By Karen Swank
I was reading a novel that I’d picked up at the library, written by one of my favorite writers of historical fiction. I hadn’t bothered with my usual habit of reading the back cover to see what it was about; this author could be trusted to be interesting. I was too far into the story by the time I realized it touched on a topic both personal and painful to me (that topic is not the point today, so we’ll leave it alone.)
Though I had come a long way in my journey of faith, this was an area I’d held hidden away inside of me, refusing to deal with God about it at all. When the conversation came up in a room, I’d retreat in silence – physically, if possible, but at least mentally. When memories tried to bubble up, I’d squash them and shove them down hard. It wasn’t a safe conversation to have, I told myself…not even with God.
After all, I knew His stance, and my personal history didn’t jibe with that. I wouldn’t talk about it, couldn’t think about it, just wanted to leave it alone. But there I was, in the middle of the novel. I’m a compulsive “finisher”…I don’t leave stories half-read.
The memory of that horrible, wonderful moment is a decade old, but still fresh like yesterday inside of me. I sat on my bed, the book in my hands, terrified of the pain. “I can’t have this conversation, Lord.” I was sweating and trembling, and something inside told me I’d surely die if I didn’t shut this down somehow.

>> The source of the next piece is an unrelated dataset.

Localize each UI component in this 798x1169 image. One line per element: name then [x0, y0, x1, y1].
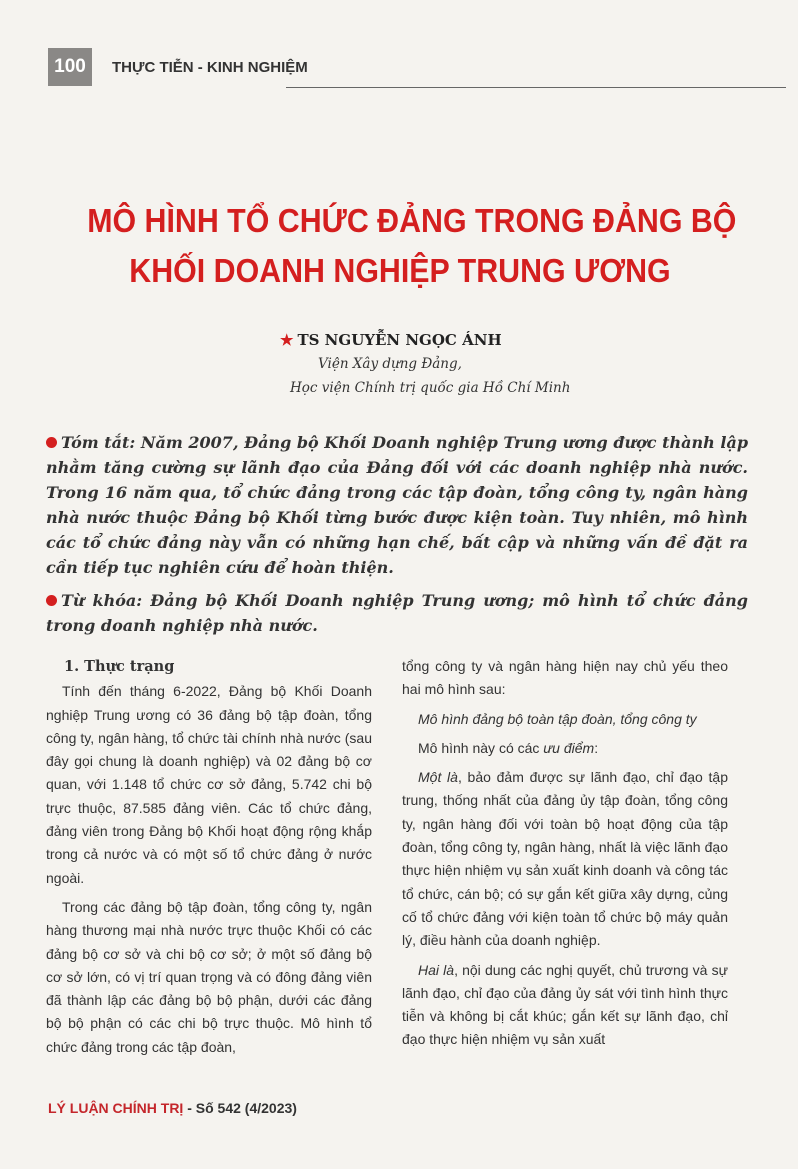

But despite my terror, I could feel His presence, right there in the room with me. And unlike all those times He’d let me turn away, this time He was gently persistent, speaking to my heart slowly, clearly, and without hesitation. While I choked and sobbed, He drew me forward, coaxing me to trust Him and finish the book.
By the end of that day, I’d worked my way to the last page. My eyes were swollen and my throat raw. I was exhausted. In that afternoon I had faced the fullness of how deeply I had grieved the heart of my Father.

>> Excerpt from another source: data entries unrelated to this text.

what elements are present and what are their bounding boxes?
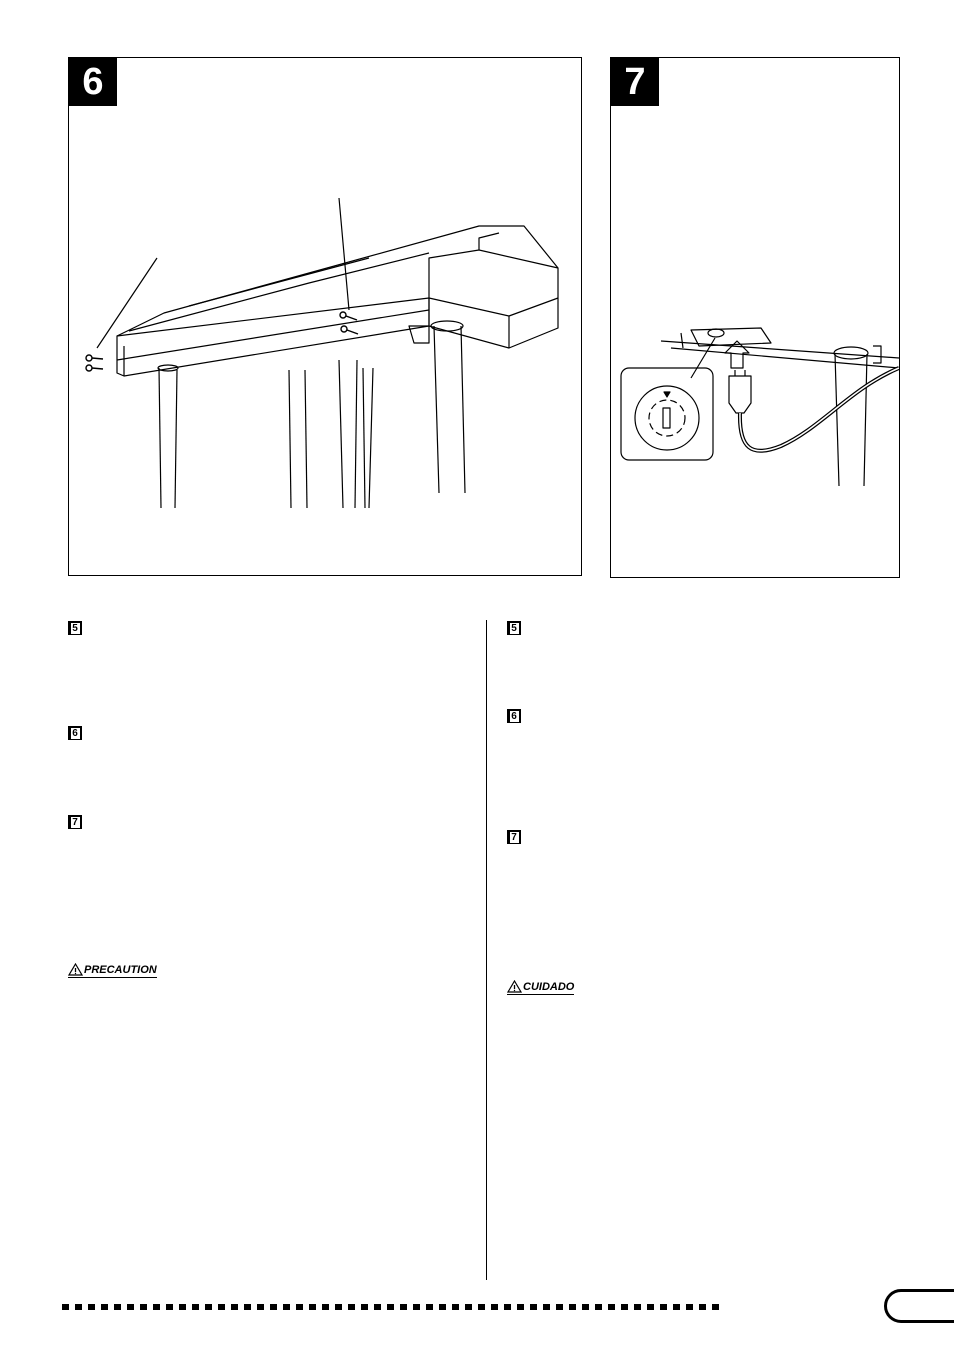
left-caution-heading — [68, 963, 157, 978]
right-step-7-badge: 7 — [507, 830, 521, 844]
right-step-6-badge: 6 — [507, 709, 521, 723]
left-caution-label: PRECAUTION — [84, 963, 157, 976]
left-step-6-badge: 6 — [68, 726, 82, 740]
warning-triangle-icon — [507, 980, 522, 993]
right-caution-label: CUIDADO — [523, 980, 575, 993]
left-step-7-badge: 7 — [68, 815, 82, 829]
right-caution-heading — [507, 980, 574, 995]
figure-7-number: 7 — [611, 58, 659, 106]
right-step-5-badge: 5 — [507, 621, 521, 635]
column-divider — [486, 620, 487, 1280]
piano-underside-illustration — [69, 58, 581, 575]
page-number-tab — [884, 1289, 954, 1323]
figure-6-panel — [68, 57, 582, 576]
left-step-5-badge: 5 — [68, 621, 82, 635]
warning-triangle-icon — [68, 963, 83, 976]
power-cord-illustration — [611, 58, 899, 577]
footer-dotted-rule — [62, 1304, 724, 1310]
figure-7-panel — [610, 57, 900, 578]
figure-6-number: 6 — [69, 58, 117, 106]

And in that same afternoon, right along with that grief, I felt His unreserved love for me. A love that had been right there, all around me, even in the darkest parts of the journey. A love that had turned always toward me, though I had so often turned away from Him. It wrecked me, and I never remember that day without deep tears of gratitude. That was Day One of my healing, in a part of my heart that had been broken for twenty years.
This week I’ve been teaching on the love of God, and how it’s not like a high school romance. I taught it to high school aged kids who don’t do regular church. I taught it to abused women in a shelter. I taught it to junior high girls who know their Bibles and seek the Lord. I told them that God loves you, not because of how you look, not because of how you make Him look, and not because you are useful to Him in some way. That He loves you, not because of anything you do or don’t do. That He loves you, even if you don’t serve Him, even if you don’t love Him…even if you don’t believe He exists.
This was not the salvation talk…that’s a whole other item. The point of this lesson was that God loves you because He made you, and so He knows the fullness of your value, beauty, and worth. He sees past all of the lies believed, all of the bad behavior, all of the unloveliness. He sees YOU as He created you. Most of us never get much of a glimpse of that.
But He does. He knows. He sees. And He loves. You! Valuable. Beautiful. Worthy.
We are generally not ready for that message. I was certainly not ready for it that day amidst the novel, hearing Him tell me how very wrong I’d been and at the same time how very deeply He loved me. The people I told it to this week were not ready for it, either. I watched body language and breathing change, and eyes cast down as they tried to absorb it. I saw shock in some. I saw tears in some. People being silly grew suddenly serious and quiet.
Do we need to preach sin and repentance? YES. Unfashionable and unpopular as they are, they are an essential part of the message, and we are liars and charlatans if we never touch on them.
But let’s not forget the love of God. Shocking, unfathomable, dangerous to religion, and by all means uncomfortable to behold. A small glimpse of it can change a life forever.
May you get a glimpse of it today, and may it wreck you.
Karen is from Aledo, IL. She works in a domestic violence shelter by day, spends her off hours working in youth ministry, and dreams and prays great things while she follows the World Racers’ blogs.